Ils se détendirent visiblement et s’inclinèrent les uns après les autres. À cet instant, un coup retentit sur la porte. À l’invitation du roi, le garde l’ouvrit et il annonça, avec un regard désolé :

— Votre majesté, Thrad, Thrid, Thafu et Dren disent qu’ils sont attendus…

— Oui. Laissez-les entrer. Et faites appeler Sébastian.

Les quatre derniers nains bousculèrent le soldat pour pénétrer dans la pièce, les bras chargés de mets. Ils manquèrent de peu de s’emmêler les pieds et de s’effondrer sur le sol en un bel amas, mais leurs frères vinrent à leur rescousse avec une petite grimace. Ils installèrent rapidement le reste des victuailles.

Les nains étaient ravis de retrouver Blanche Neige, qu’ils n’avaient pas eu le temps de voir depuis son retour. La journée avait été un désastre et la voir leur mettait du baume au cœur.

Tous purent se reposer un moment et se restaurer dans un silence amical. Cependant, personne n’oublia la menace de la Fée qui planait sur eux. Anthéus pleurait la perte de son fils ; Blanche Neige, celle de son époux.

L’intendant les rejoignit finalement. Il avait dû être informé par le garde du repas impromptu organisé par les nains, car il était accompagné de plusieurs serviteurs. Il salua avec chaleur tout ce petit monde. Il s’attarda un instant à observer avec inquiétude la princesse : comme la plupart des habitants du château, il avait développé une véritable tendresse pour cette jeune fille courageuse et si douce. Ce qu’il vit dut le satisfaire, car ses traits se détendirent.

— Sebastian, fit enfin le roi une fois que son bureau fut débarrassé et nettoyé. Tu feras venir le prince Turold dans une heure, dans mon bureau.

Si cette demande lui parut étrange, l’intendant fit preuve de sa discrétion habituelle. Il hocha la tête et quitta la pièce.

— Installons-nous, continua-t-il.

Dans un fracas de raclements et de chocs, des chaises et des fauteuils furent déplacés par des nains efficaces et le conseil de guerre, comme ils se plaisaient à l’appeler, put commencer.

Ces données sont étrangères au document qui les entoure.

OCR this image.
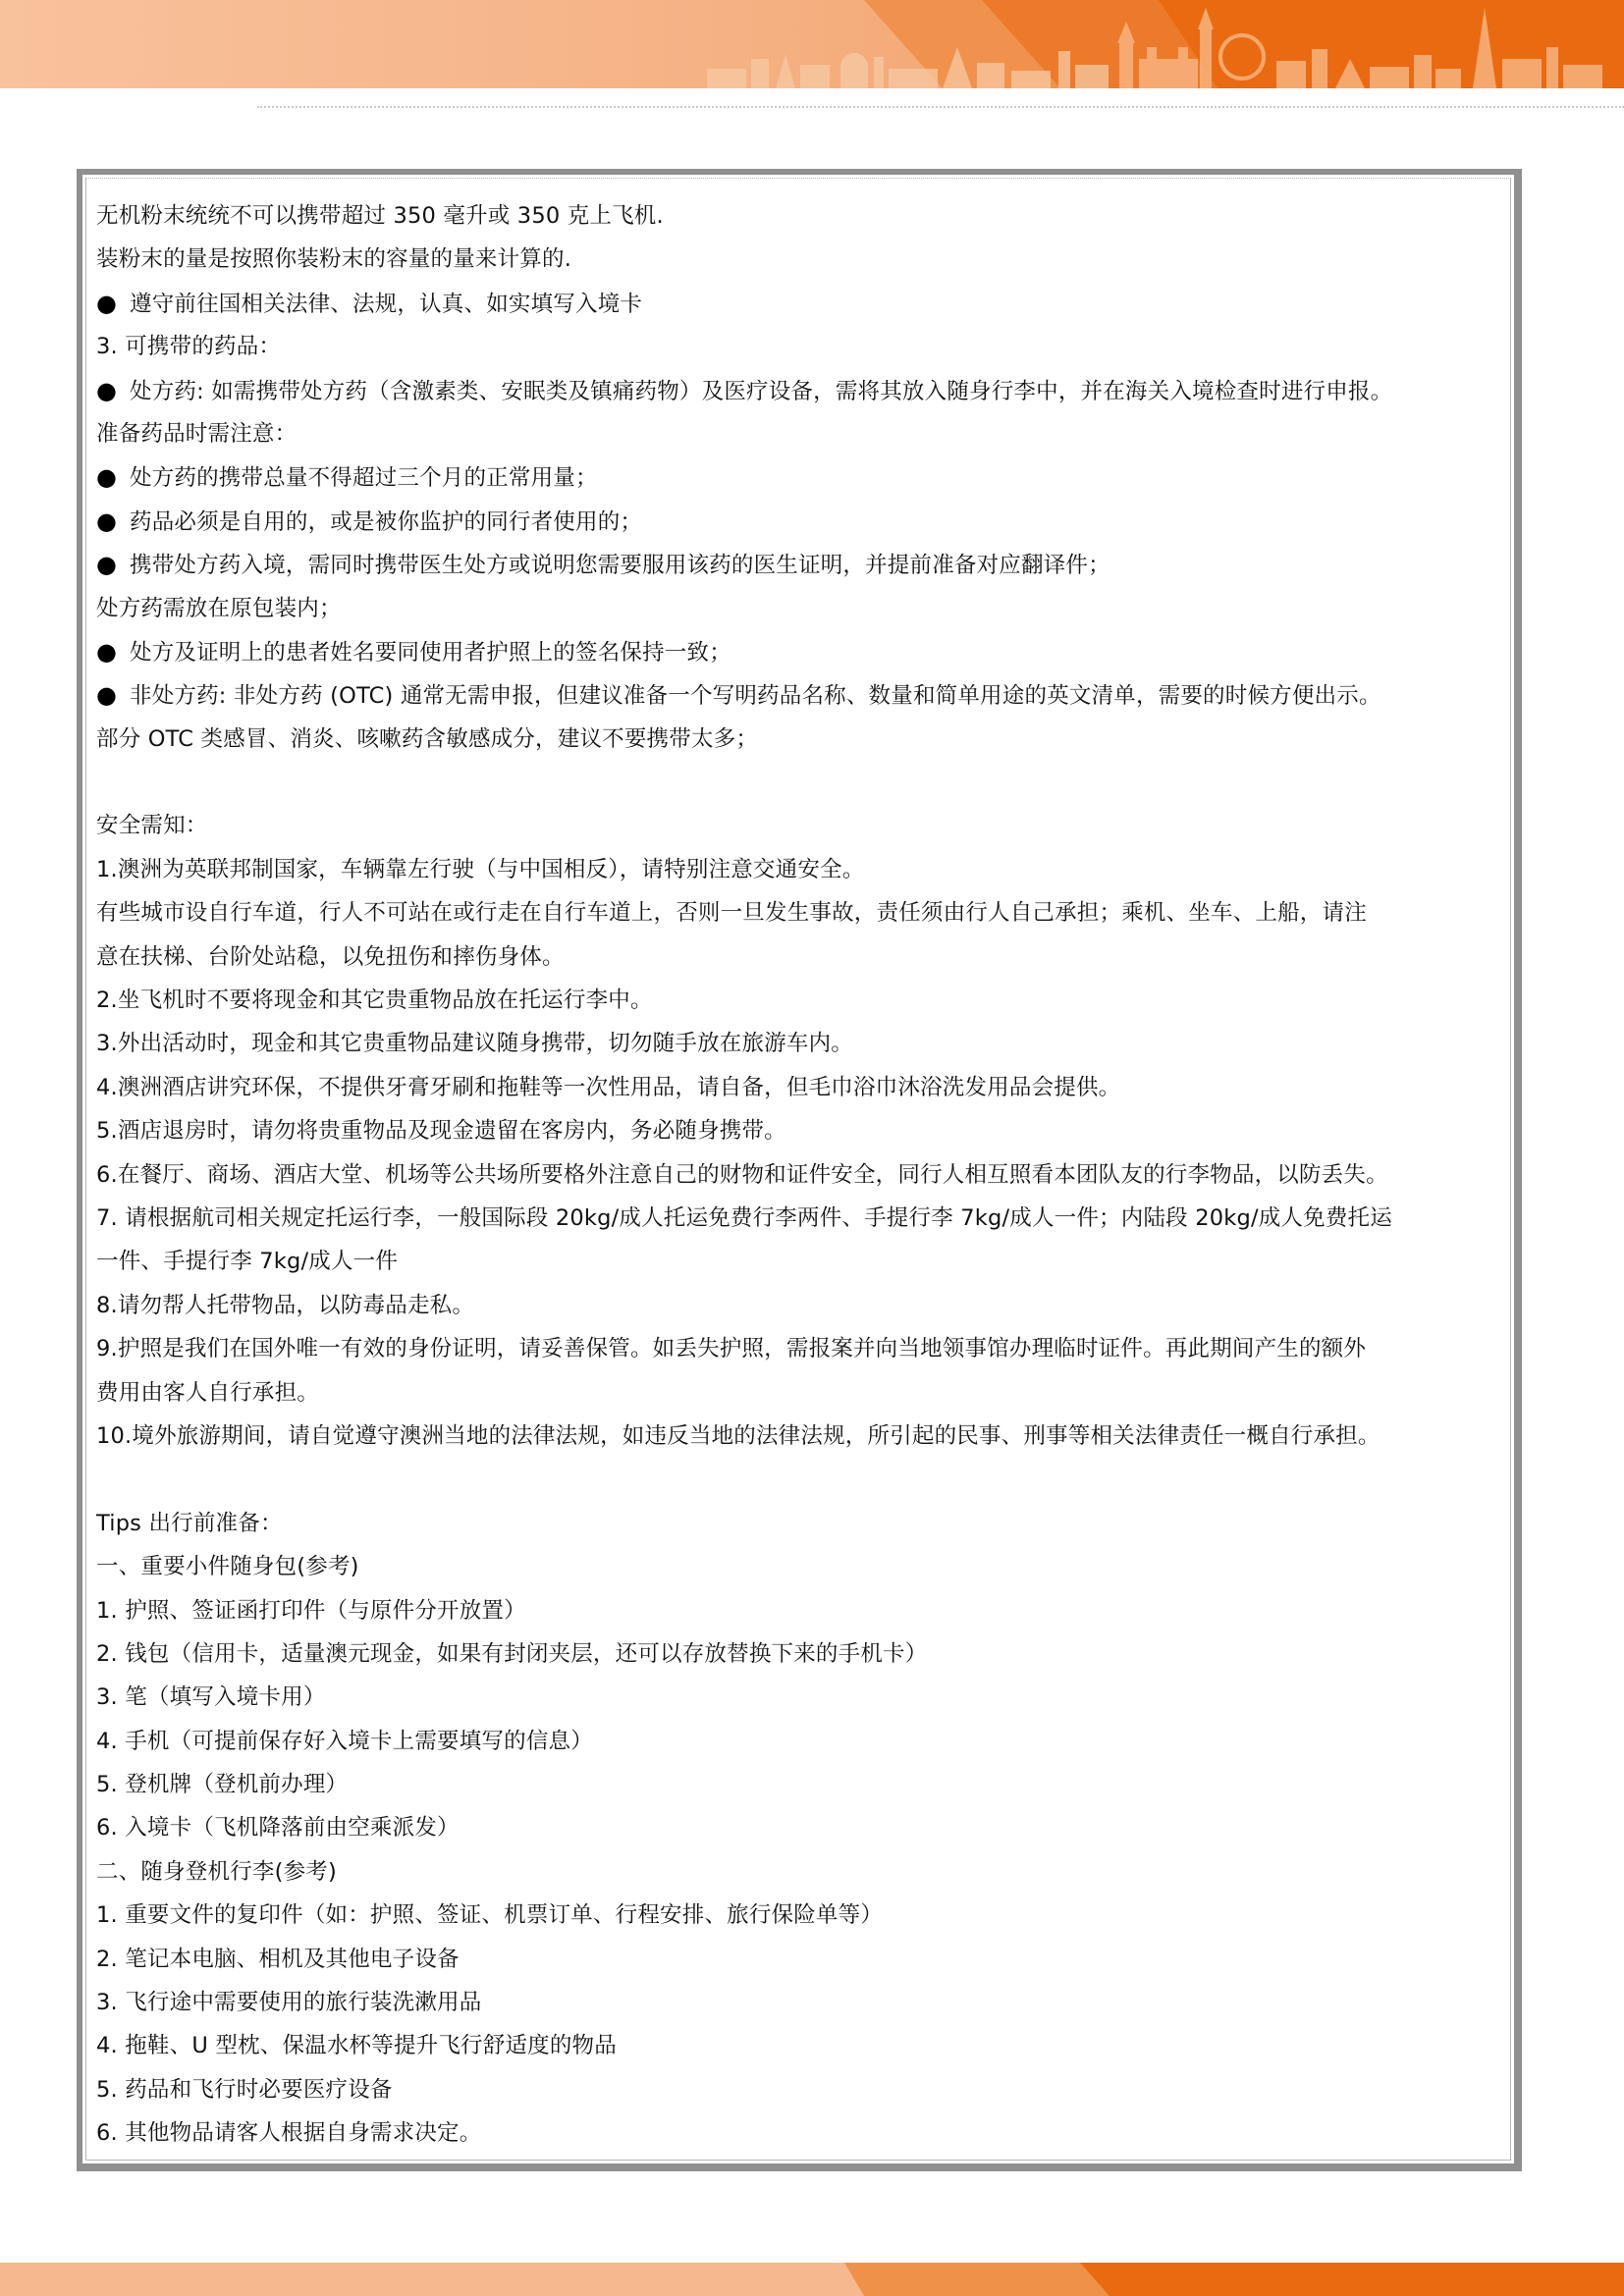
无机粉末统统不可以携带超过 350 毫升或 350 克上飞机.
装粉末的量是按照你装粉末的容量的量来计算的.
● 遵守前往国相关法律、法规，认真、如实填写入境卡
3. 可携带的药品：
● 处方药: 如需携带处方药（含激素类、安眠类及镇痛药物）及医疗设备，需将其放入随身行李中，并在海关入境检查时进行申报。
准备药品时需注意：
● 处方药的携带总量不得超过三个月的正常用量；
● 药品必须是自用的，或是被你监护的同行者使用的；
● 携带处方药入境，需同时携带医生处方或说明您需要服用该药的医生证明，并提前准备对应翻译件；
处方药需放在原包装内；
● 处方及证明上的患者姓名要同使用者护照上的签名保持一致；
● 非处方药: 非处方药 (OTC) 通常无需申报，但建议准备一个写明药品名称、数量和简单用途的英文清单，需要的时候方便出示。
部分 OTC 类感冒、消炎、咳嗽药含敏感成分，建议不要携带太多；
安全需知：
1.澳洲为英联邦制国家，车辆靠左行驶（与中国相反），请特别注意交通安全。
有些城市设自行车道，行人不可站在或行走在自行车道上，否则一旦发生事故，责任须由行人自己承担；乘机、坐车、上船，请注
意在扶梯、台阶处站稳，以免扭伤和摔伤身体。
2.坐飞机时不要将现金和其它贵重物品放在托运行李中。
3.外出活动时，现金和其它贵重物品建议随身携带，切勿随手放在旅游车内。
4.澳洲酒店讲究环保，不提供牙膏牙刷和拖鞋等一次性用品，请自备，但毛巾浴巾沐浴洗发用品会提供。
5.酒店退房时，请勿将贵重物品及现金遗留在客房内，务必随身携带。
6.在餐厅、商场、酒店大堂、机场等公共场所要格外注意自己的财物和证件安全，同行人相互照看本团队友的行李物品，以防丢失。
7. 请根据航司相关规定托运行李，一般国际段 20kg/成人托运免费行李两件、手提行李 7kg/成人一件；内陆段 20kg/成人免费托运
一件、手提行李 7kg/成人一件
8.请勿帮人托带物品，以防毒品走私。
9.护照是我们在国外唯一有效的身份证明，请妥善保管。如丢失护照，需报案并向当地领事馆办理临时证件。再此期间产生的额外
费用由客人自行承担。
10.境外旅游期间，请自觉遵守澳洲当地的法律法规，如违反当地的法律法规，所引起的民事、刑事等相关法律责任一概自行承担。
Tips 出行前准备：
一、重要小件随身包(参考)
1. 护照、签证函打印件（与原件分开放置）
2. 钱包（信用卡，适量澳元现金，如果有封闭夹层，还可以存放替换下来的手机卡）
3. 笔（填写入境卡用）
4. 手机（可提前保存好入境卡上需要填写的信息）
5. 登机牌（登机前办理）
6. 入境卡（飞机降落前由空乘派发）
二、随身登机行李(参考)
1. 重要文件的复印件（如：护照、签证、机票订单、行程安排、旅行保险单等）
2. 笔记本电脑、相机及其他电子设备
3. 飞行途中需要使用的旅行装洗漱用品
4. 拖鞋、U 型枕、保温水杯等提升飞行舒适度的物品
5. 药品和飞行时必要医疗设备
6. 其他物品请客人根据自身需求决定。
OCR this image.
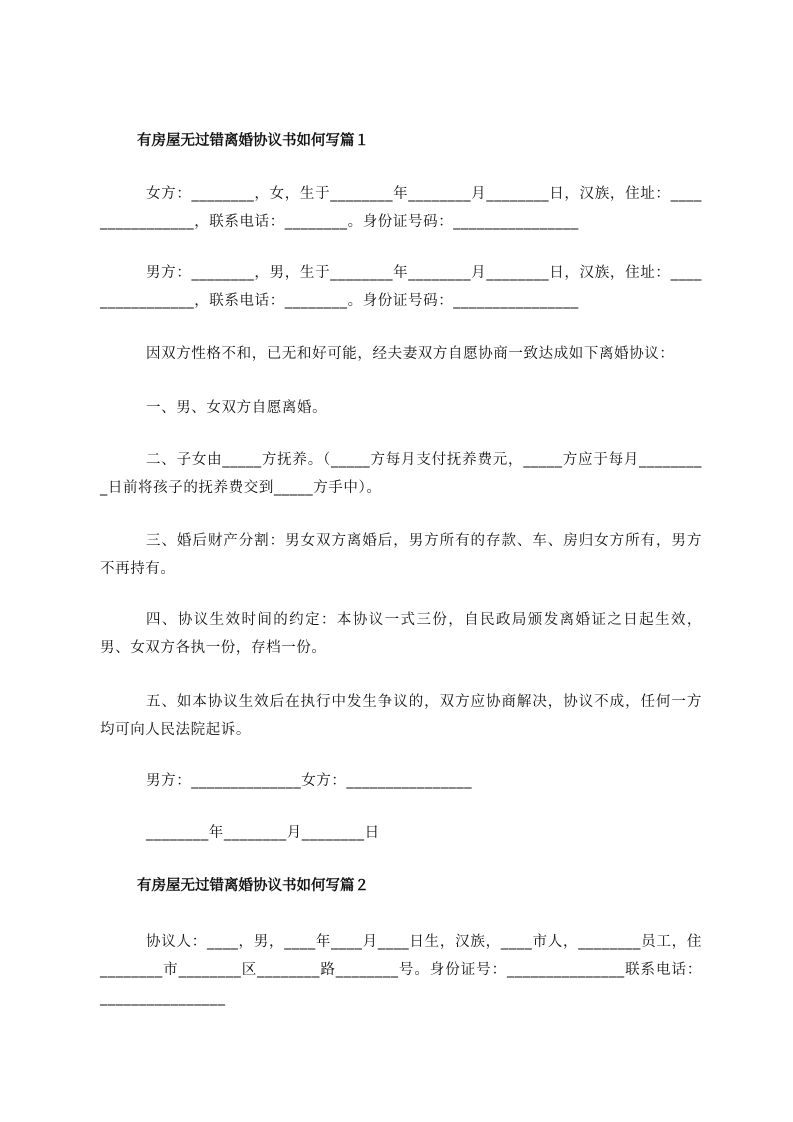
有房屋无过错离婚协议书如何写篇１
女方：________，女，生于________年________月________日，汉族，住址：________________，联系电话：________。身份证号码：________________
男方：________，男，生于________年________月________日，汉族，住址：________________，联系电话：________。身份证号码：________________
因双方性格不和，已无和好可能，经夫妻双方自愿协商一致达成如下离婚协议：
一、男、女双方自愿离婚。
二、子女由_____方抚养。（_____方每月支付抚养费元，_____方应于每月_________日前将孩子的抚养费交到_____方手中）。
三、婚后财产分割：男女双方离婚后，男方所有的存款、车、房归女方所有，男方不再持有。
四、协议生效时间的约定：本协议一式三份，自民政局颁发离婚证之日起生效，男、女双方各执一份，存档一份。
五、如本协议生效后在执行中发生争议的，双方应协商解决，协议不成，任何一方均可向人民法院起诉。
男方：______________女方：________________
________年________月________日
有房屋无过错离婚协议书如何写篇２
协议人：____，男，____年____月____日生，汉族，____市人，________员工，住________市________区________路________号。身份证号：_______________联系电话：________________
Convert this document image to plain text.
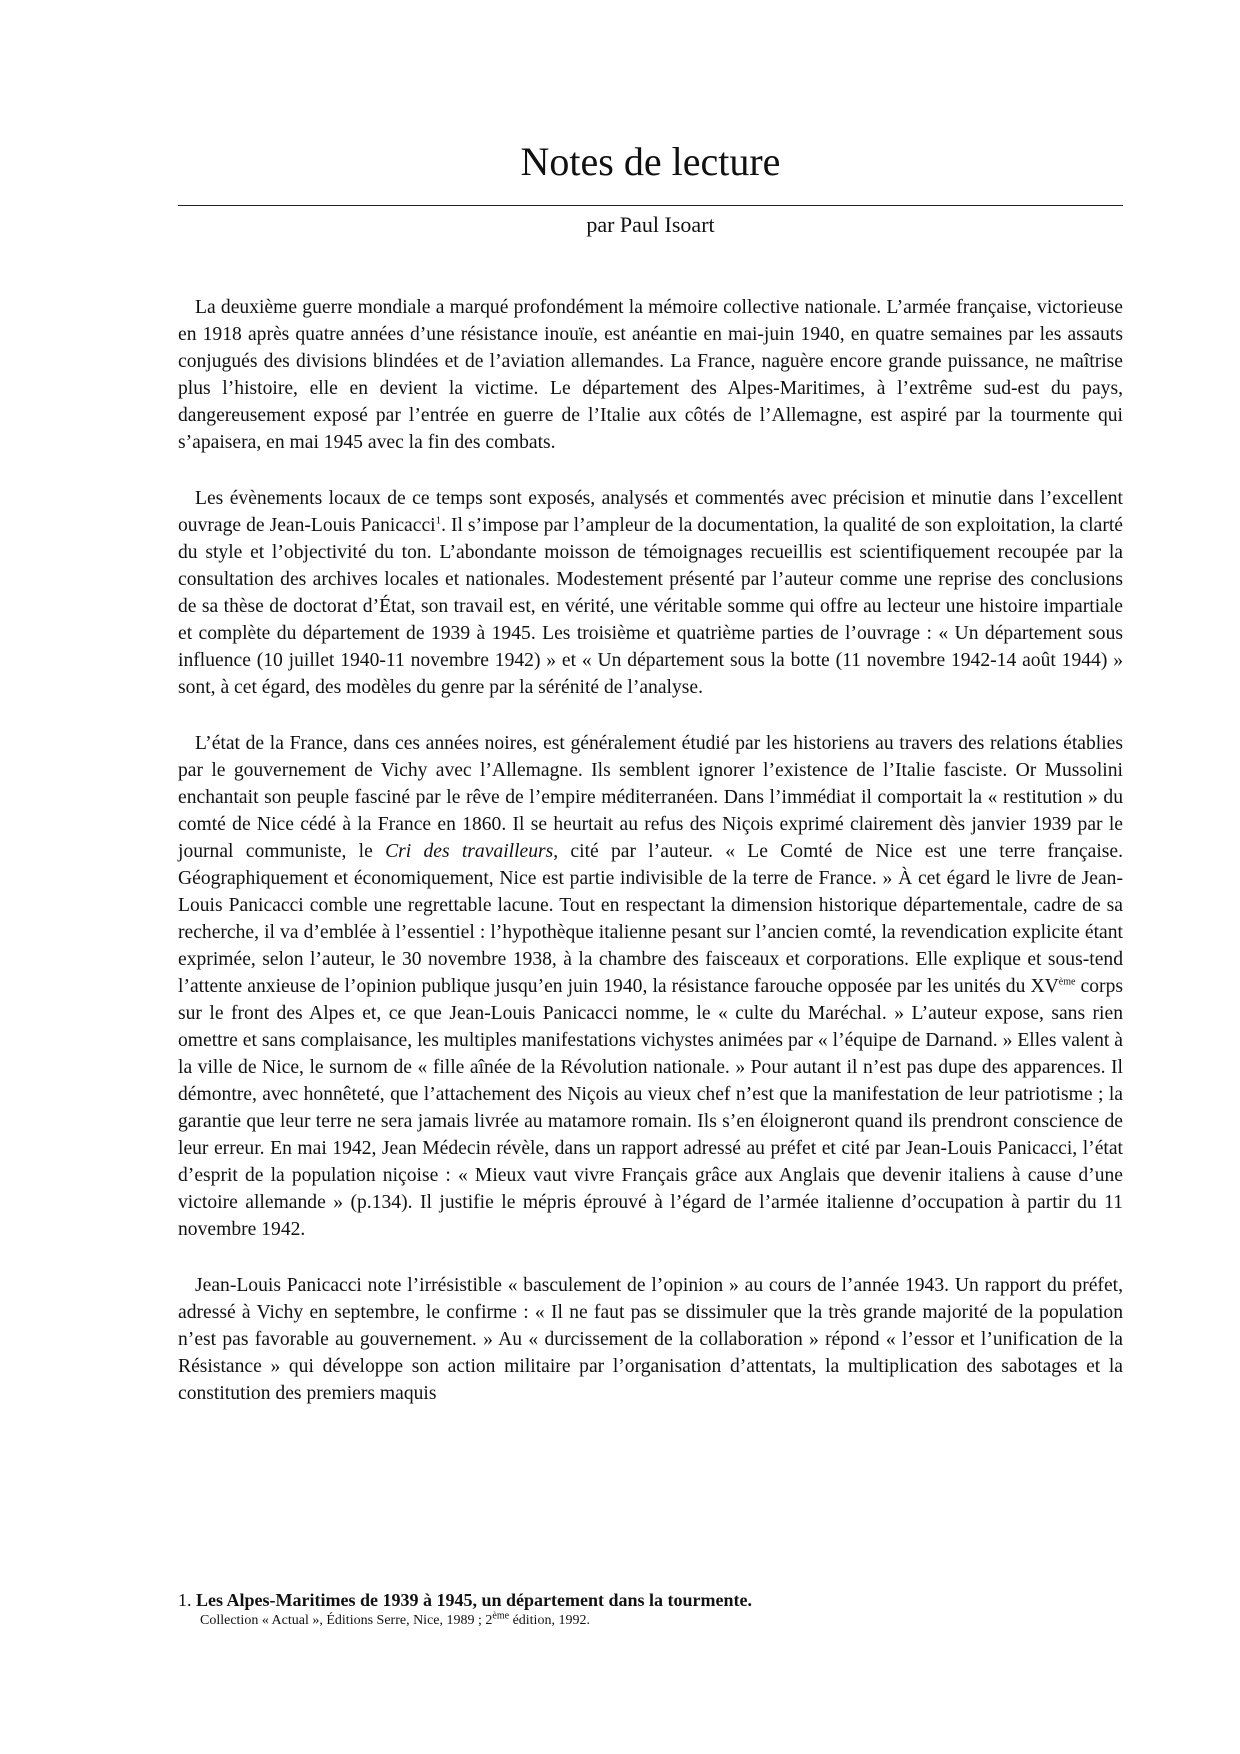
Notes de lecture
par Paul Isoart

La deuxième guerre mondiale a marqué profondément la mémoire collective nationale. L’armée française, victorieuse en 1918 après quatre années d’une résistance inouïe, est anéantie en mai-juin 1940, en quatre semaines par les assauts conjugués des divisions blindées et de l’aviation allemandes. La France, naguère encore grande puissance, ne maîtrise plus l’histoire, elle en devient la victime. Le département des Alpes-Maritimes, à l’extrême sud-est du pays, dangereusement exposé par l’entrée en guerre de l’Italie aux côtés de l’Allemagne, est aspiré par la tourmente qui s’apaisera, en mai 1945 avec la fin des combats.

Les évènements locaux de ce temps sont exposés, analysés et commentés avec précision et minutie dans l’excellent ouvrage de Jean-Louis Panicacci$^1$. Il s’impose par l’ampleur de la documentation, la qualité de son exploitation, la clarté du style et l’objectivité du ton. L’abondante moisson de témoignages recueillis est scientifiquement recoupée par la consultation des archives locales et nationales. Modestement présenté par l’auteur comme une reprise des conclusions de sa thèse de doctorat d’État, son travail est, en vérité, une véritable somme qui offre au lecteur une histoire impartiale et complète du département de 1939 à 1945. Les troisième et quatrième parties de l’ouvrage : « Un département sous influence (10 juillet 1940-11 novembre 1942) » et « Un département sous la botte (11 novembre 1942-14 août 1944) » sont, à cet égard, des modèles du genre par la sérénité de l’analyse.

L’état de la France, dans ces années noires, est généralement étudié par les historiens au travers des relations établies par le gouvernement de Vichy avec l’Allemagne. Ils semblent ignorer l’existence de l’Italie fasciste. Or Mussolini enchantait son peuple fasciné par le rêve de l’empire méditerranéen. Dans l’immédiat il comportait la « restitution » du comté de Nice cédé à la France en 1860. Il se heurtait au refus des Niçois exprimé clairement dès janvier 1939 par le journal communiste, le Cri des travailleurs, cité par l’auteur. « Le Comté de Nice est une terre française. Géographiquement et économiquement, Nice est partie indivisible de la terre de France. » À cet égard le livre de Jean-Louis Panicacci comble une regrettable lacune. Tout en respectant la dimension historique départementale, cadre de sa recherche, il va d’emblée à l’essentiel : l’hypothèque italienne pesant sur l’ancien comté, la revendication explicite étant exprimée, selon l’auteur, le 30 novembre 1938, à la chambre des faisceaux et corporations. Elle explique et sous-tend l’attente anxieuse de l’opinion publique jusqu’en juin 1940, la résistance farouche opposée par les unités du XVème corps sur le front des Alpes et, ce que Jean-Louis Panicacci nomme, le « culte du Maréchal. » L’auteur expose, sans rien omettre et sans complaisance, les multiples manifestations vichystes animées par « l’équipe de Darnand. » Elles valent à la ville de Nice, le surnom de « fille aînée de la Révolution nationale. » Pour autant il n’est pas dupe des apparences. Il démontre, avec honnêteté, que l’attachement des Niçois au vieux chef n’est que la manifestation de leur patriotisme ; la garantie que leur terre ne sera jamais livrée au matamore romain. Ils s’en éloigneront quand ils prendront conscience de leur erreur. En mai 1942, Jean Médecin révèle, dans un rapport adressé au préfet et cité par Jean-Louis Panicacci, l’état d’esprit de la population niçoise : « Mieux vaut vivre Français grâce aux Anglais que devenir italiens à cause d’une victoire allemande » (p.134). Il justifie le mépris éprouvé à l’égard de l’armée italienne d’occupation à partir du 11 novembre 1942.

Jean-Louis Panicacci note l’irrésistible « basculement de l’opinion » au cours de l’année 1943. Un rapport du préfet, adressé à Vichy en septembre, le confirme : « Il ne faut pas se dissimuler que la très grande majorité de la population n’est pas favorable au gouvernement. » Au « durcissement de la collaboration » répond « l’essor et l’unification de la Résistance » qui développe son action militaire par l’organisation d’attentats, la multiplication des sabotages et la constitution des premiers maquis

1. Les Alpes-Maritimes de 1939 à 1945, un département dans la tourmente.
Collection « Actual », Éditions Serre, Nice, 1989 ; 2ème édition, 1992.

— Vous savez tous ce qu’il s’est passé aujourd’hui et les conséquences funestes que cela a eues.

— Ouais ! intervint Thafu. Il semblerait que la Fée finaude ait gagné cette manche.

Personne n’eut le cœur à rire, surtout devant son expression féroce. Des sept frères, c’était le plus sévère.

— Le prince est devenu un dragon ; elle a obtenu l’épée : on est mal barré, résuma Thif, de manière fort à propos.

— Alors nous devons l’empêcher de trouver les deux autres artéfacts, fit Blanche Neige d’une voix ferme.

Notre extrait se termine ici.